There is a critical issue in the InheritanceManager.sol::buyOutEstateNFT() function where the amount being transferred to beneficiaries is incorrectly calculated. The calculation of the transfer amount should account for the fact that the caller already owns part of the NFT and does not need to receive a share of the payment.

Vulnerability Details

Affected code:

• buyOutEstateNFT()

The loop in the buyOutEstateNFT() function currently calculates the transfer amount for each beneficiary by dividing the finalAmount by the total number of beneficiaries, even when the caller (who is one of the beneficiaries) is the one purchasing the NFT.

Consider the following example:

Let’s consider an estate NFT priced at 100,000 USDC, with 3 beneficiaries. If one of the beneficiaries (say Alice) buys the NFT, they are only responsible for paying the remaining amount.

• The caller should pay 66,000 USDC (since one third of the NFT is already theirs).

• The other two beneficiaries should receive 33,000 USDC each.

However, due to the current calculation (finalAmount / divisor), the transfer amount is computed as:

66,000 / 3 = 22,000 USDC (for each of the other two beneficiaries).

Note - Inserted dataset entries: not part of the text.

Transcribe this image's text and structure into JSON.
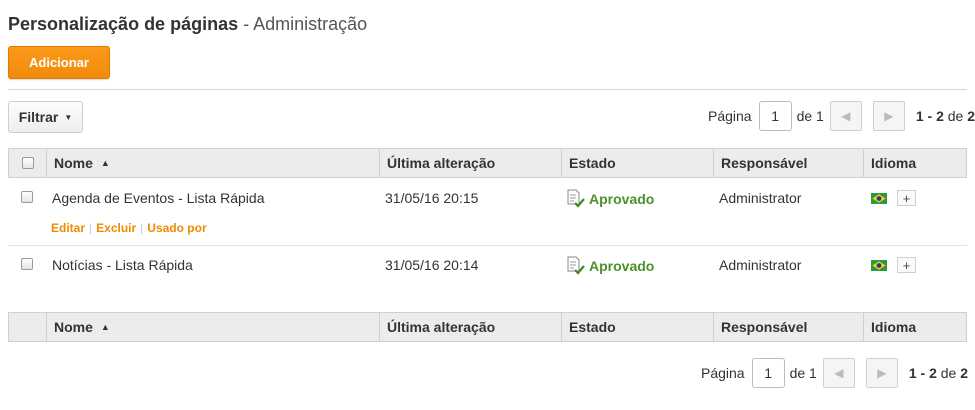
{
  "header": {
    "title_main": "Personalização de páginas",
    "title_sub": " - Administração"
  },
  "toolbar": {
    "add_label": "Adicionar",
    "filter_label": "Filtrar"
  },
  "pager": {
    "page_label": "Página",
    "page_value": "1",
    "of_label": "de 1",
    "range": "1 - 2",
    "range_of": " de ",
    "total": "2"
  },
  "table": {
    "columns": [
      "Nome",
      "Última alteração",
      "Estado",
      "Responsável",
      "Idioma"
    ],
    "rows": [
      {
        "name": "Agenda de Eventos - Lista Rápida",
        "modified": "31/05/16 20:15",
        "status": "Aprovado",
        "owner": "Administrator",
        "actions": [
          "Editar",
          "Excluir",
          "Usado por"
        ]
      },
      {
        "name": "Notícias - Lista Rápida",
        "modified": "31/05/16 20:14",
        "status": "Aprovado",
        "owner": "Administrator"
      }
    ]
  },
  "colors": {
    "accent": "#f7941d",
    "link": "#f08a00",
    "approved": "#4d8f2a"
  },
  "icons": {
    "sort": "sort-ascending-icon",
    "status": "approved-document-icon",
    "flag": "brazil-flag-icon",
    "add_language": "plus-icon"
  }
}
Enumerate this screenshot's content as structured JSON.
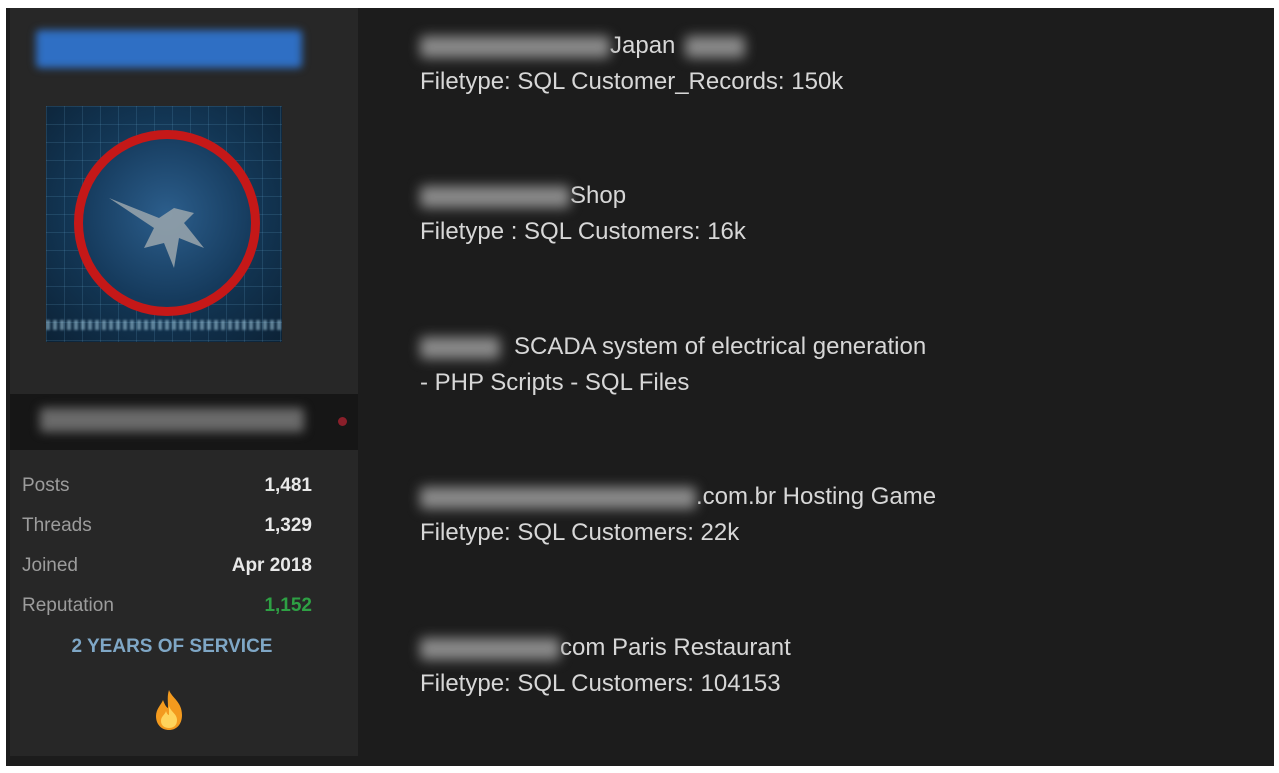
{
  "profile": {
    "stats": [
      {
        "label": "Posts",
        "value": "1,481"
      },
      {
        "label": "Threads",
        "value": "1,329"
      },
      {
        "label": "Joined",
        "value": "Apr 2018"
      },
      {
        "label": "Reputation",
        "value": "1,152"
      }
    ],
    "service_badge": "2 YEARS OF SERVICE",
    "reputation_color": "#2ea044",
    "user_bar_color": "#2f6fc4",
    "badge_icon": "flame-icon"
  },
  "listings": [
    {
      "title": "Japan",
      "subtitle": "Filetype: SQL Customer_Records: 150k"
    },
    {
      "title": "Shop",
      "subtitle": "Filetype : SQL Customers: 16k"
    },
    {
      "title": "SCADA system of electrical generation",
      "subtitle": "- PHP Scripts - SQL Files"
    },
    {
      "title": ".com.br Hosting Game",
      "subtitle": "Filetype: SQL Customers: 22k"
    },
    {
      "title": "com Paris Restaurant",
      "subtitle": "Filetype: SQL Customers: 104153"
    }
  ]
}
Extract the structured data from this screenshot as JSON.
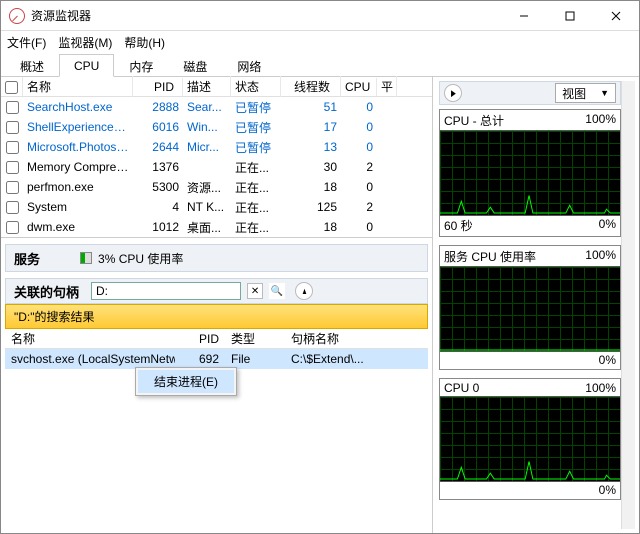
{
  "window": {
    "title": "资源监视器"
  },
  "menu": {
    "file": "文件(F)",
    "monitor": "监视器(M)",
    "help": "帮助(H)"
  },
  "tabs": {
    "overview": "概述",
    "cpu": "CPU",
    "memory": "内存",
    "disk": "磁盘",
    "network": "网络"
  },
  "proc_headers": {
    "name": "名称",
    "pid": "PID",
    "desc": "描述",
    "status": "状态",
    "threads": "线程数",
    "cpu": "CPU",
    "avg": "平"
  },
  "processes": [
    {
      "name": "SearchHost.exe",
      "pid": "2888",
      "desc": "Sear...",
      "status": "已暂停",
      "threads": "51",
      "cpu": "0",
      "link": true
    },
    {
      "name": "ShellExperienceHo...",
      "pid": "6016",
      "desc": "Win...",
      "status": "已暂停",
      "threads": "17",
      "cpu": "0",
      "link": true
    },
    {
      "name": "Microsoft.Photos.e...",
      "pid": "2644",
      "desc": "Micr...",
      "status": "已暂停",
      "threads": "13",
      "cpu": "0",
      "link": true
    },
    {
      "name": "Memory Compress...",
      "pid": "1376",
      "desc": "",
      "status": "正在...",
      "threads": "30",
      "cpu": "2",
      "link": false
    },
    {
      "name": "perfmon.exe",
      "pid": "5300",
      "desc": "资源...",
      "status": "正在...",
      "threads": "18",
      "cpu": "0",
      "link": false
    },
    {
      "name": "System",
      "pid": "4",
      "desc": "NT K...",
      "status": "正在...",
      "threads": "125",
      "cpu": "2",
      "link": false
    },
    {
      "name": "dwm.exe",
      "pid": "1012",
      "desc": "桌面...",
      "status": "正在...",
      "threads": "18",
      "cpu": "0",
      "link": false
    }
  ],
  "services": {
    "title": "服务",
    "usage_text": "3% CPU 使用率"
  },
  "handles": {
    "title": "关联的句柄",
    "search_value": "D:",
    "banner": "\"D:\"的搜索结果",
    "header": {
      "name": "名称",
      "pid": "PID",
      "type": "类型",
      "handle": "句柄名称"
    },
    "row": {
      "name": "svchost.exe (LocalSystemNetw...",
      "pid": "692",
      "type": "File",
      "handle": "C:\\$Extend\\..."
    }
  },
  "context_menu": {
    "end_process": "结束进程(E)"
  },
  "right_panel": {
    "view_label": "视图",
    "charts": [
      {
        "title": "CPU - 总计",
        "right": "100%",
        "footer_left": "60 秒",
        "footer_right": "0%",
        "spark": true
      },
      {
        "title": "服务 CPU 使用率",
        "right": "100%",
        "footer_left": "",
        "footer_right": "0%",
        "spark": false
      },
      {
        "title": "CPU 0",
        "right": "100%",
        "footer_left": "",
        "footer_right": "0%",
        "spark": true
      }
    ]
  }
}
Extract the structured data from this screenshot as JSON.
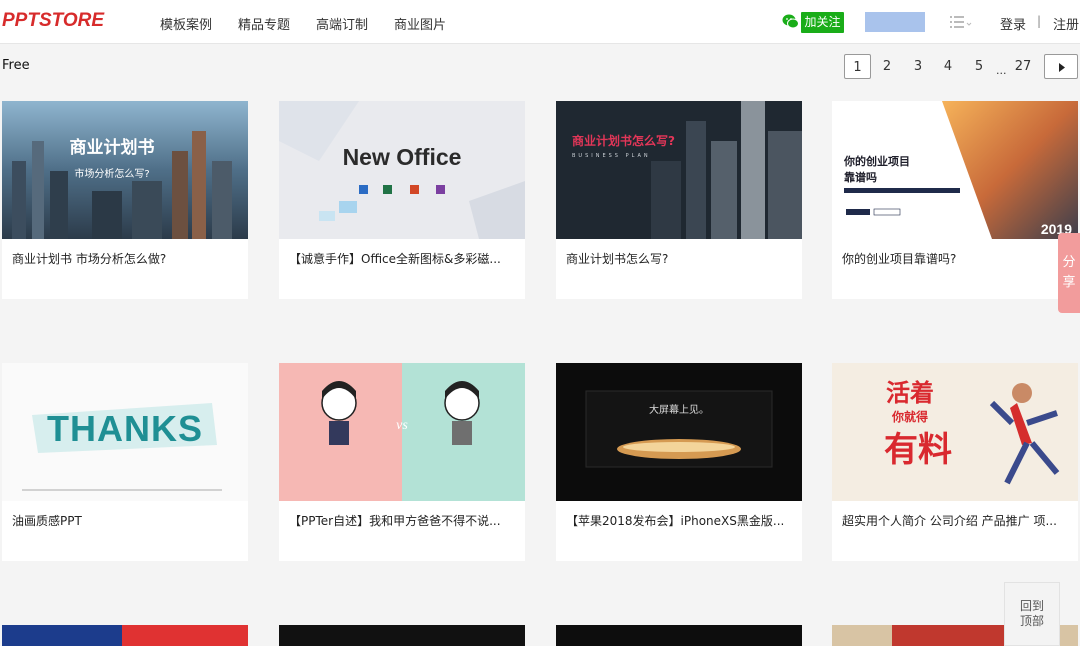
{
  "header": {
    "logo": "PPTSTORE",
    "nav": [
      "模板案例",
      "精品专题",
      "高端订制",
      "商业图片"
    ],
    "follow_label": "加关注",
    "login": "登录",
    "separator": "|",
    "register": "注册"
  },
  "filter_label": "Free",
  "pagination": {
    "pages": [
      "1",
      "2",
      "3",
      "4",
      "5",
      "27"
    ],
    "current": "1",
    "ellipsis": "..."
  },
  "cards": [
    {
      "title": "商业计划书 市场分析怎么做?",
      "thumb_text": [
        "商业计划书",
        "市场分析怎么写?"
      ]
    },
    {
      "title": "【诚意手作】Office全新图标&多彩磁...",
      "thumb_text": [
        "New Office"
      ]
    },
    {
      "title": "商业计划书怎么写?",
      "thumb_text": [
        "商业计划书怎么写?",
        "BUSINESS PLAN"
      ]
    },
    {
      "title": "你的创业项目靠谱吗?",
      "thumb_text": [
        "你的创业项目",
        "靠谱吗",
        "2019"
      ]
    },
    {
      "title": "油画质感PPT",
      "thumb_text": [
        "THANKS"
      ]
    },
    {
      "title": "【PPTer自述】我和甲方爸爸不得不说...",
      "thumb_text": [
        "vs"
      ]
    },
    {
      "title": "【苹果2018发布会】iPhoneXS黑金版...",
      "thumb_text": [
        "大屏幕上见。"
      ]
    },
    {
      "title": "超实用个人简介 公司介绍 产品推广 项...",
      "thumb_text": [
        "活着",
        "你就得",
        "有料"
      ]
    }
  ],
  "share_label": [
    "分",
    "享"
  ],
  "back_to_top": [
    "回到",
    "顶部"
  ],
  "colors": {
    "brand": "#d72b2b",
    "follow_green": "#1aad19",
    "share_pink": "#f29c9c"
  },
  "icons": [
    "wechat-icon",
    "list-icon",
    "chevron-right-icon"
  ]
}
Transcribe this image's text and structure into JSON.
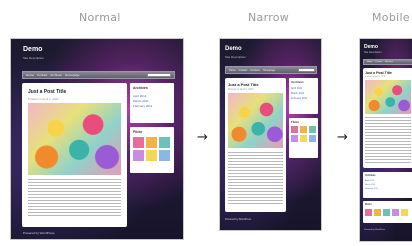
{
  "headings": {
    "normal": "Normal",
    "narrow": "Narrow",
    "mobile": "Mobile"
  },
  "arrow_glyph": "→",
  "site": {
    "title": "Demo",
    "tagline": "Site Description",
    "nav": [
      "Home",
      "Contact",
      "Archives",
      "Homepage"
    ],
    "post_title": "Just a Post Title",
    "post_meta": "Posted on April 1, 2011",
    "sidebar_title": "Archives",
    "archive_links": [
      "April 2011",
      "March 2011",
      "February 2011"
    ],
    "flickr_title": "Flickr",
    "footer": "Powered by WordPress"
  },
  "colors": {
    "background": "#ffffff",
    "heading_gray": "#9a9a9a",
    "space_purple": "#b23fb0",
    "space_dark": "#1b1a2e",
    "navbar": "#6e6e7c",
    "link_blue": "#4a66b0"
  },
  "thumb_colors": [
    "#e26f9d",
    "#f0b24a",
    "#6fc0b8",
    "#c88de0",
    "#f4d65a",
    "#8bb7e6"
  ]
}
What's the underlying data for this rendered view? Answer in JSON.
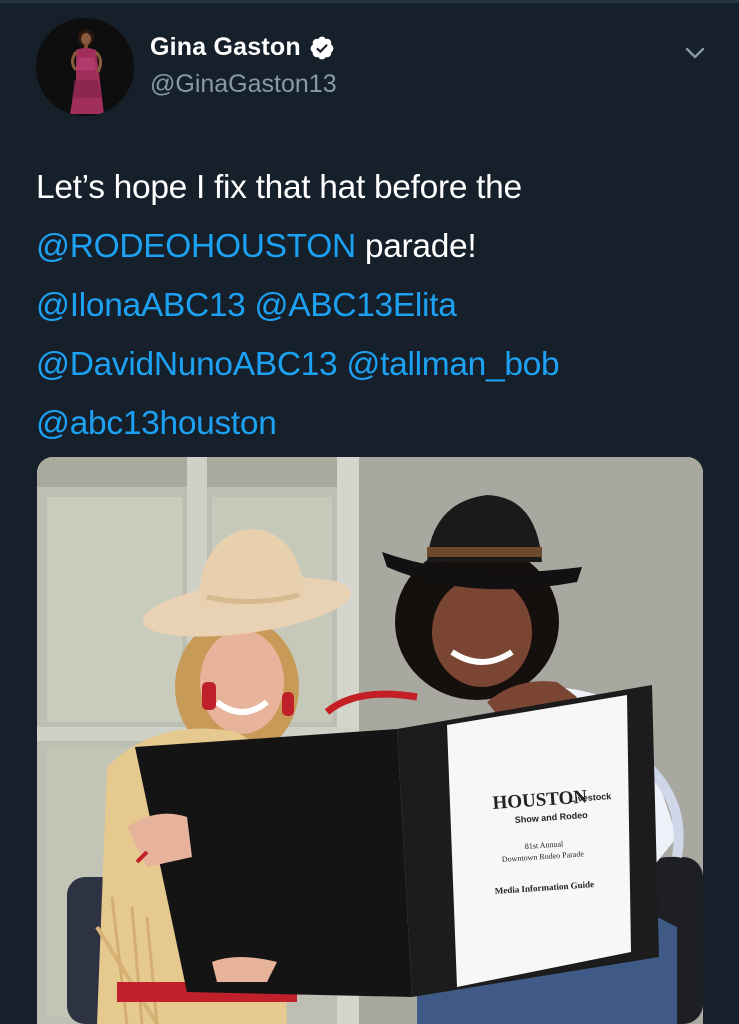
{
  "tweet": {
    "display_name": "Gina Gaston",
    "handle": "@GinaGaston13",
    "verified": true,
    "text_line1": "Let’s hope I fix that hat before the",
    "mention_rodeo": "@RODEOHOUSTON",
    "text_parade": " parade!",
    "mention_ilona": "@IlonaABC13",
    "mention_elita": "@ABC13Elita",
    "mention_david": "@DavidNunoABC13",
    "mention_bob": "@tallman_bob",
    "mention_abc13": "@abc13houston"
  },
  "photo": {
    "logo_main": "HOUSTON",
    "logo_sub1": "Livestock",
    "logo_sub2": "Show and Rodeo",
    "page_line1": "81st Annual",
    "page_line2": "Downtown Rodeo Parade",
    "page_title": "Media Information Guide"
  },
  "icons": {
    "verified": "verified-badge-icon",
    "menu": "chevron-down-icon"
  },
  "colors": {
    "background": "#15202b",
    "link": "#1da1f2",
    "secondary_text": "#8899a6",
    "text": "#ffffff"
  }
}
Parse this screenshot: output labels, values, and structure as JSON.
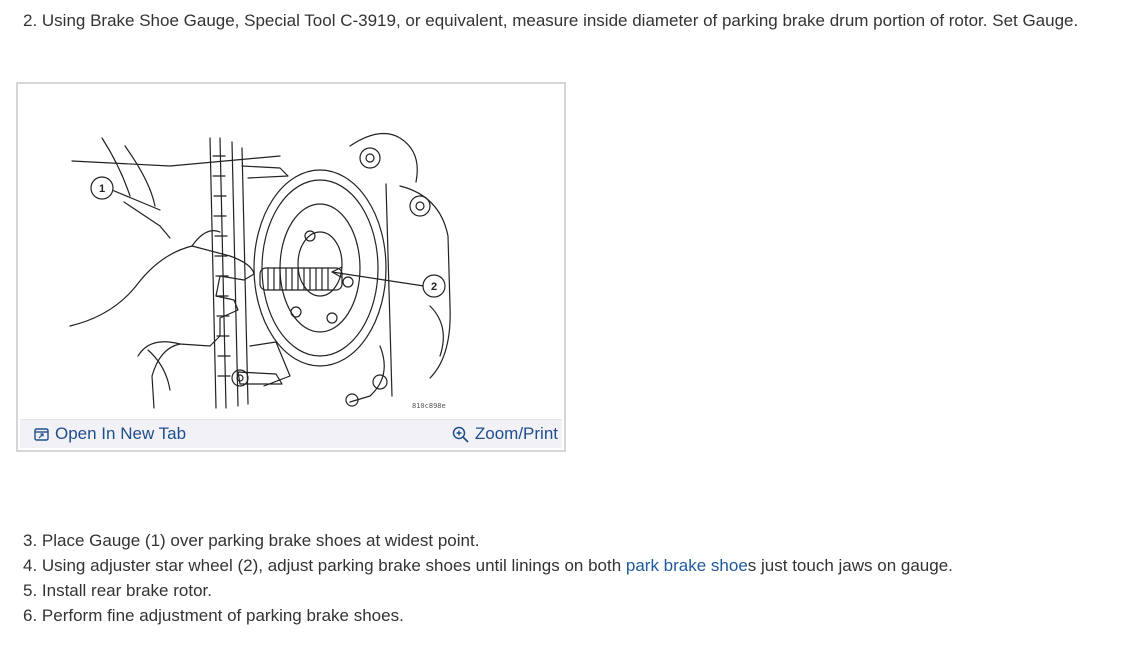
{
  "step2": "2. Using Brake Shoe Gauge, Special Tool C-3919, or equivalent, measure inside diameter of parking brake drum portion of rotor. Set Gauge.",
  "figure": {
    "callout_1": "1",
    "callout_2": "2",
    "image_code": "810c898e",
    "open_new_tab_label": "Open In New Tab",
    "zoom_print_label": "Zoom/Print",
    "icons": {
      "open_tab": "open-new-tab-icon",
      "zoom": "zoom-in-icon"
    }
  },
  "steps": {
    "step3": "3. Place Gauge (1) over parking brake shoes at widest point.",
    "step4_before": "4. Using adjuster star wheel (2), adjust parking brake shoes until linings on both ",
    "step4_link": "park brake shoe",
    "step4_after": "s just touch jaws on gauge.",
    "step5": "5. Install rear brake rotor.",
    "step6": "6. Perform fine adjustment of parking brake shoes."
  },
  "colors": {
    "link": "#1f5a9c",
    "text": "#333333",
    "bar": "#f2f2f6"
  }
}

This results in each beneficiary receiving 22,000 USDC instead of the correct amount of 33,000 USDC.

Impact

The financial impact of this error is significant, as the beneficiaries will receive an incorrect payment. Specifically, each beneficiary will receive less than their entitled share. In the example above, each of the other two beneficiaries should receive 33,000 USDC, but they would only receive 22,000 USDC. This could lead to financial disputes, and the system would not function as expected. Although the remaining funds are not necessarily lost if owner loses control over his wallet (unlikely) or withdrawInheritedFunds() is called then the left 22,000 USDC (only 44,000 USDC transferred among the left beneficiaries) will be divided among all beneficiaries equally so 22,000 USDC / 3 = 7,333 USDC. At the end, the other two beneficiaries (following the example above) will receive a total of 29,333 USDC which is still less than the deserved 33,000 USDC. Additionally, the buyer of the NFT in the particular case will receive 7,333 USDC which do not belong to them anymore.

Tools Used

• Manual review

Recommendations

To fix this issue, the transfer logic should account for the caller already owning a share of the NFT. Instead of dividing by divisor (the total number of beneficiaries), it should divide by divisor - 1 (excluding the caller from the payment distribution). This would ensure that the correct amount is paid to the remaining beneficiaries.